What’s the Best Way to Read to Your Children?

What’s the Best Way to Read to Your Children?

Every parent knows that reading to children supports their long-term language development. Studies show that regularly reading to children helps them learn vocabulary, strengthens their communication skills, and even helps with their memory.

Is there a way to boost these gains further?

A group of educators in Denizli, Turkey compared “monologic” to “dialogic” reading—that is, traditional reading to a child straight from the text with a more interactive, role-shifting approach—by using the two approaches on similar groups of four- and five-year old preschoolers, all from low-income families, over a four-week period. The researchers selected eight picture story books and read to the children for just 20 minutes two times a week.

Indeed, as Ellen Galinsky wrote in ELN: “For a long time, we’ve been told, ‘read to children!’ As important as this message is, it has frustrated me. It’s not JUST reading to children that matters; it is HOW we read to children that has benefits for us and for them.”

“This may sound like a guilt-trip, but it’s not! There are simple ways to read to children that make it more fun for us and for children and that promote their learning even better. These don’t cost money or take lots of time. I certainly know from my research on work and family life that time is something we all feel starved for.”

The processes of dialogic reading—asking questions, bringing in information from outside the story, and asking the child to provide his or her own descriptions of pictures in the book—resulted in statistically significant increases in language scores.
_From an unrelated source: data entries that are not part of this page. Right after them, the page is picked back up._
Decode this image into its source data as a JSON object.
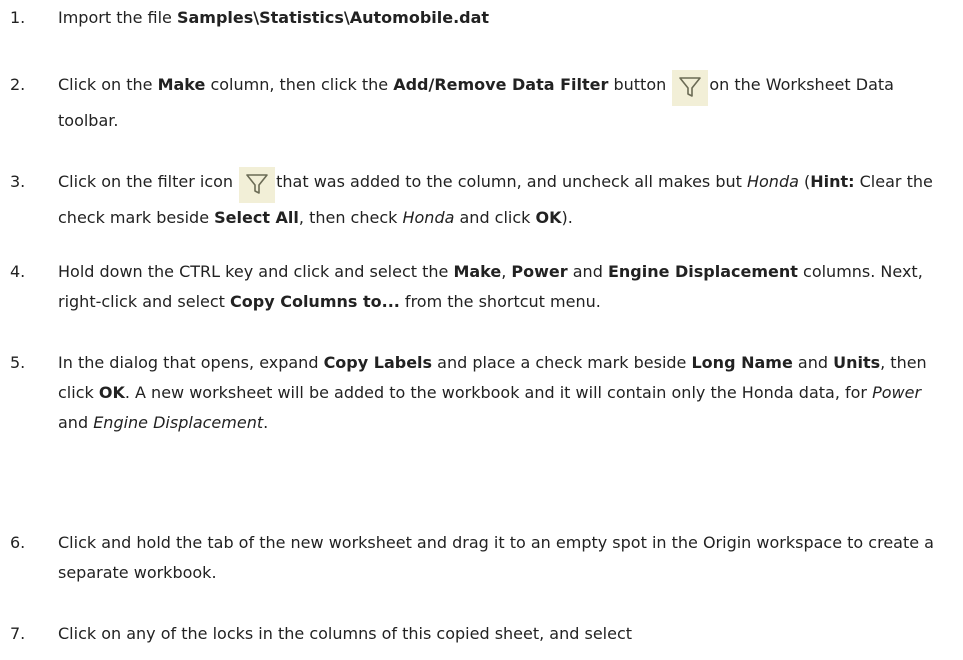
{
  "steps": [
    {
      "num": "1.",
      "parts": [
        {
          "t": "Import the file "
        },
        {
          "b": "Samples\\Statistics\\Automobile.dat"
        }
      ]
    },
    {
      "num": "2.",
      "parts": [
        {
          "t": "Click on the "
        },
        {
          "b": "Make"
        },
        {
          "t": " column, then click the "
        },
        {
          "b": "Add/Remove Data Filter"
        },
        {
          "t": " button "
        },
        {
          "icon": "filter-icon"
        },
        {
          "t": "on the Worksheet Data toolbar."
        }
      ]
    },
    {
      "num": "3.",
      "parts": [
        {
          "t": "Click on the filter icon "
        },
        {
          "icon": "filter-icon"
        },
        {
          "t": "that was added to the column, and uncheck all makes but "
        },
        {
          "i": "Honda"
        },
        {
          "t": " ("
        },
        {
          "b": "Hint:"
        },
        {
          "t": " Clear the check mark beside "
        },
        {
          "b": "Select All"
        },
        {
          "t": ", then check "
        },
        {
          "i": "Honda"
        },
        {
          "t": " and click "
        },
        {
          "b": "OK"
        },
        {
          "t": ")."
        }
      ]
    },
    {
      "num": "4.",
      "parts": [
        {
          "t": "Hold down the CTRL key and click and select the "
        },
        {
          "b": "Make"
        },
        {
          "t": ", "
        },
        {
          "b": "Power"
        },
        {
          "t": " and "
        },
        {
          "b": "Engine Displacement"
        },
        {
          "t": " columns. Next, right-click and select "
        },
        {
          "b": "Copy Columns to..."
        },
        {
          "t": " from the shortcut menu."
        }
      ]
    },
    {
      "num": "5.",
      "parts": [
        {
          "t": "In the dialog that opens, expand "
        },
        {
          "b": "Copy Labels"
        },
        {
          "t": " and place a check mark beside "
        },
        {
          "b": "Long Name"
        },
        {
          "t": " and "
        },
        {
          "b": "Units"
        },
        {
          "t": ", then click "
        },
        {
          "b": "OK"
        },
        {
          "t": ". A new worksheet will be added to the workbook and it will contain only the Honda data, for "
        },
        {
          "i": "Power"
        },
        {
          "t": " and "
        },
        {
          "i": "Engine Displacement"
        },
        {
          "t": "."
        }
      ]
    },
    {
      "num": "6.",
      "parts": [
        {
          "t": "Click and hold the tab of the new worksheet and drag it to an empty spot in the Origin workspace to create a separate workbook."
        }
      ]
    },
    {
      "num": "7.",
      "parts": [
        {
          "t": "Click on any of the locks in the columns of this copied sheet, and select"
        }
      ]
    }
  ],
  "colors": {
    "text": "#222222",
    "icon_bg": "#f2efd7",
    "icon_stroke": "#6b6b55"
  }
}
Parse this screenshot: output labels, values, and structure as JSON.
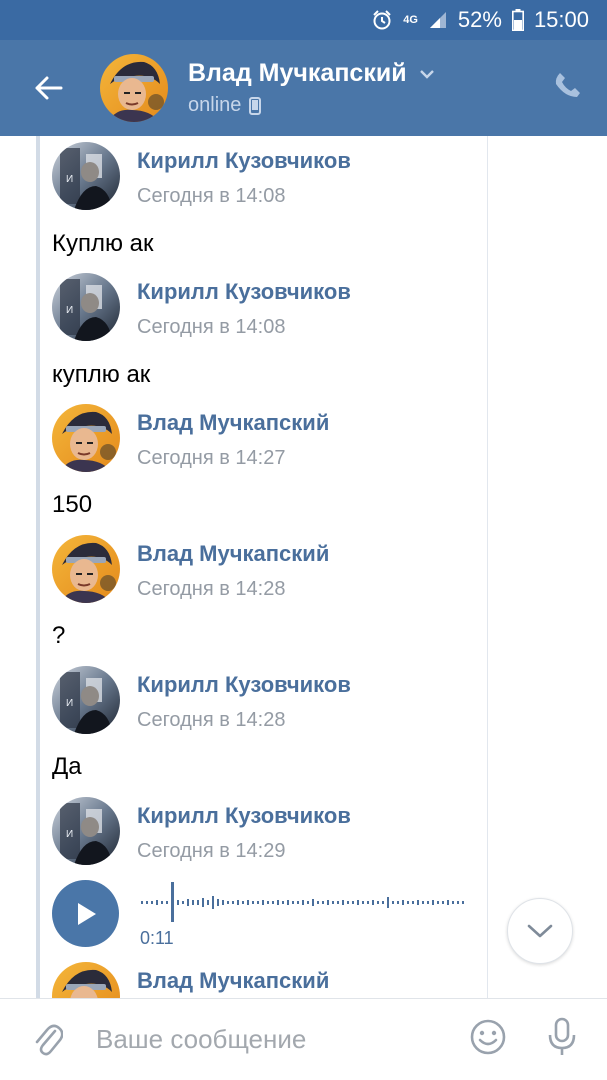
{
  "status_bar": {
    "network": "4G",
    "battery": "52%",
    "time": "15:00"
  },
  "header": {
    "contact_name": "Влад Мучкапский",
    "status": "online"
  },
  "messages": [
    {
      "author": "Кирилл Кузовчиков",
      "time": "Сегодня в 14:08",
      "text": "Куплю ак"
    },
    {
      "author": "Кирилл Кузовчиков",
      "time": "Сегодня в 14:08",
      "text": "куплю ак"
    },
    {
      "author": "Влад Мучкапский",
      "time": "Сегодня в 14:27",
      "text": "150"
    },
    {
      "author": "Влад Мучкапский",
      "time": "Сегодня в 14:28",
      "text": "?"
    },
    {
      "author": "Кирилл Кузовчиков",
      "time": "Сегодня в 14:28",
      "text": "Да"
    },
    {
      "author": "Кирилл Кузовчиков",
      "time": "Сегодня в 14:29",
      "voice_duration": "0:11"
    },
    {
      "author": "Влад Мучкапский"
    }
  ],
  "composer": {
    "placeholder": "Ваше сообщение"
  },
  "colors": {
    "header": "#4a76a8",
    "status_bar": "#3a6aa3",
    "name_link": "#4a6f9c",
    "play_button": "#4a76a8"
  },
  "icons": {
    "back": "arrow-left-icon",
    "chevron": "chevron-down-icon",
    "mobile": "phone-device-icon",
    "call": "phone-icon",
    "play": "play-icon",
    "scroll": "chevron-down-icon",
    "attach": "paperclip-icon",
    "emoji": "smile-icon",
    "mic": "microphone-icon"
  }
}
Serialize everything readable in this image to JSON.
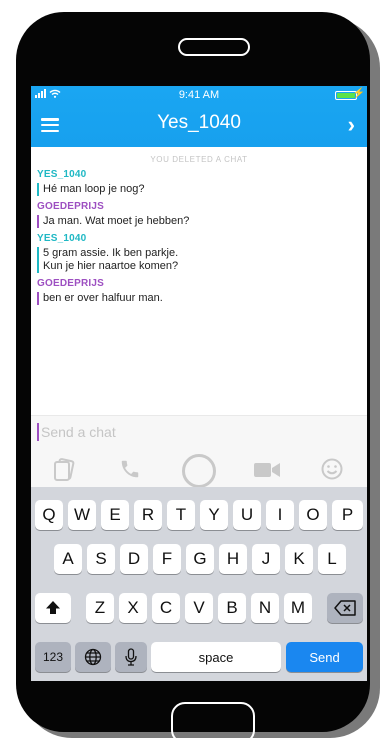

Children who participated in dialogic reading were better able to express themselves; other researchers from around the world have found that this ability, gained through dialogic reading, is associated with improved literacy, narrative and receptive language skills.

The lesson is clear: while reading to your children is always a good thing, regularly engaging them in the reading process—conversing about the story and letting your children share the leading role—can lead to long-term gains.